Pour the whole bag of cheese on top of the potatoes and then sprinkle pieces of bacon and green onions on top. Put the meal back in the oven for 5 minutes. Remove from the oven and put a dollop of sour cream in the middle and serve. 



As someone who loves potatoes, I am always down to try new recipes involving them. St. Patrick’s Day gave me the perfect opportunity to try out a new one! What better way to celebrate than feasting on potatoes! I have eaten Irish nachos before but only at a restaurant, so I was excited to make my own. I found a recipe online and loosely followed it. I added in a few extra seasonings and changed the amount of potatoes to fit my small home.  

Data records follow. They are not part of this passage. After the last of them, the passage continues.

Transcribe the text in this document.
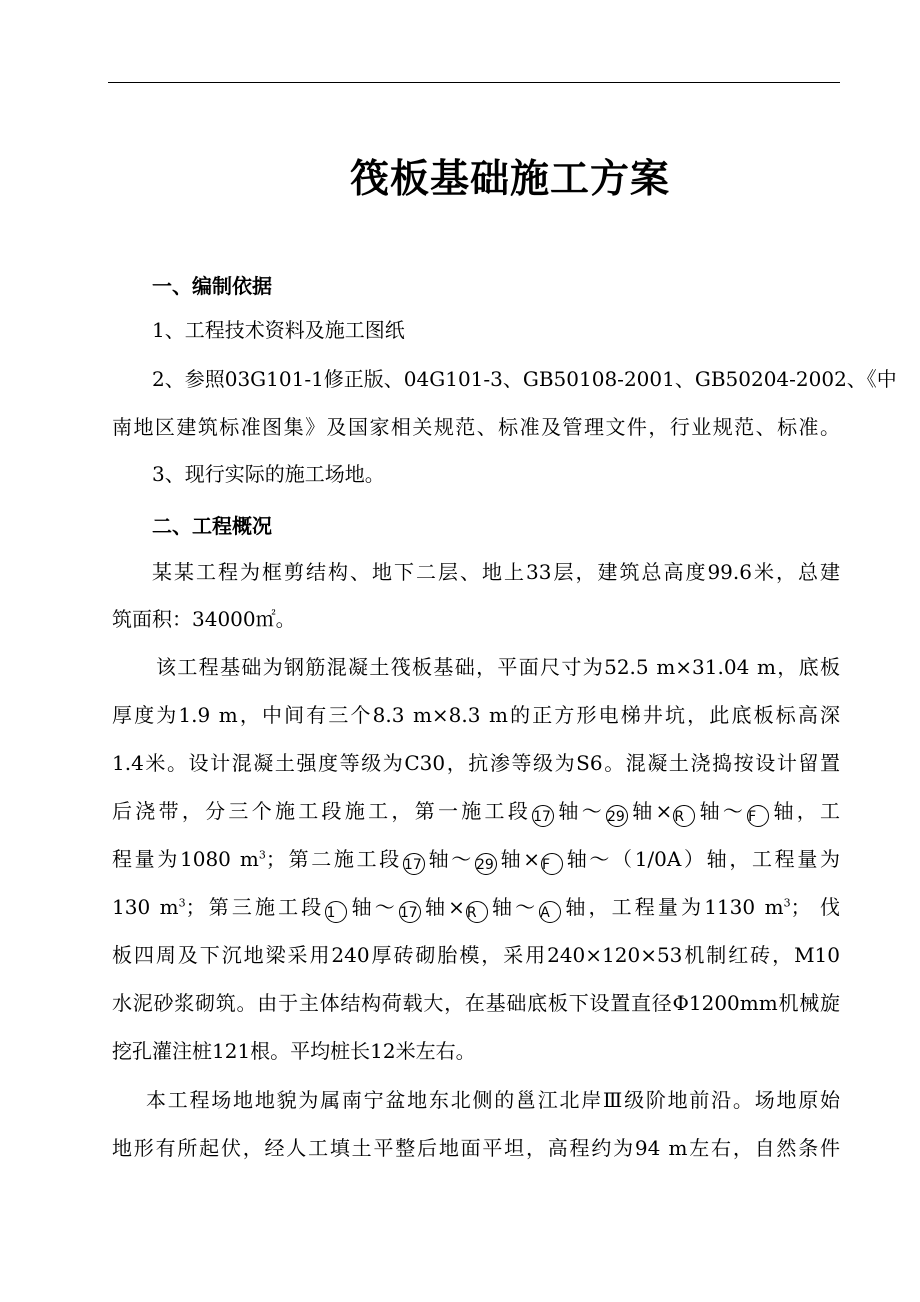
筏板基础施工方案
一、编制依据

1、工程技术资料及施工图纸

2、参照03G101-1修正版、04G101-3、GB50108-2001、GB50204-2002、《中

南地区建筑标准图集》及国家相关规范、标准及管理文件，行业规范、标准。

3、现行实际的施工场地。

二、工程概况

某某工程为框剪结构、地下二层、地上33层，建筑总高度99.6米，总建

筑面积：34000㎡。

该工程基础为钢筋混凝土筏板基础，平面尺寸为52.5 m×31.04 m，底板

厚度为1.9 m，中间有三个8.3 m×8.3 m的正方形电梯井坑，此底板标高深

1.4米。设计混凝土强度等级为C30，抗渗等级为S6。混凝土浇捣按设计留置

后浇带，分三个施工段施工，第一施工段 17 轴～ 29 轴× R 轴～ F 轴，工

程量为1080 $m^3$；第二施工段 17 轴～ 29 轴× F 轴～（1/0A）轴，工程量为

130 $m^3$；第三施工段 1 轴～ 17 轴× R 轴～ A 轴，工程量为1130 $m^3$； 伐

板四周及下沉地梁采用240厚砖砌胎模，采用240×120×53机制红砖，M10

水泥砂浆砌筑。由于主体结构荷载大，在基础底板下设置直径Φ1200mm机械旋

挖孔灌注桩121根。平均桩长12米左右。

本工程场地地貌为属南宁盆地东北侧的邕江北岸Ⅲ级阶地前沿。场地原始

地形有所起伏，经人工填土平整后地面平坦，高程约为94 m左右，自然条件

When I made the Irish nacho’s, I was a little weary because I wasn’t expecting the potatoes to get crunchy enough. Sure enough, chopping up the potatoes into thin slices makes homemade potato chips, which it was super awesome to learn how easy they are to make. The thinner they are cut though the less time they need in the oven or they will burn. 

The recipe can easily be made to feed more mouths for big families or big friend gatherings by simply throwing in more potatoes and adding more cheese and bacon. Really, the bacon amount depends on personal preference. I only used a couple slices, so half of my nachos had bacon and the other half was vegetarian.  

This recipe is fun because it can be altered super easy and still taste delicious! You could probably even add in some more veggies if you wanted or more meat, depending your preference. Really, any flavor of cheese would work for them also, it’s such a versatile recipe.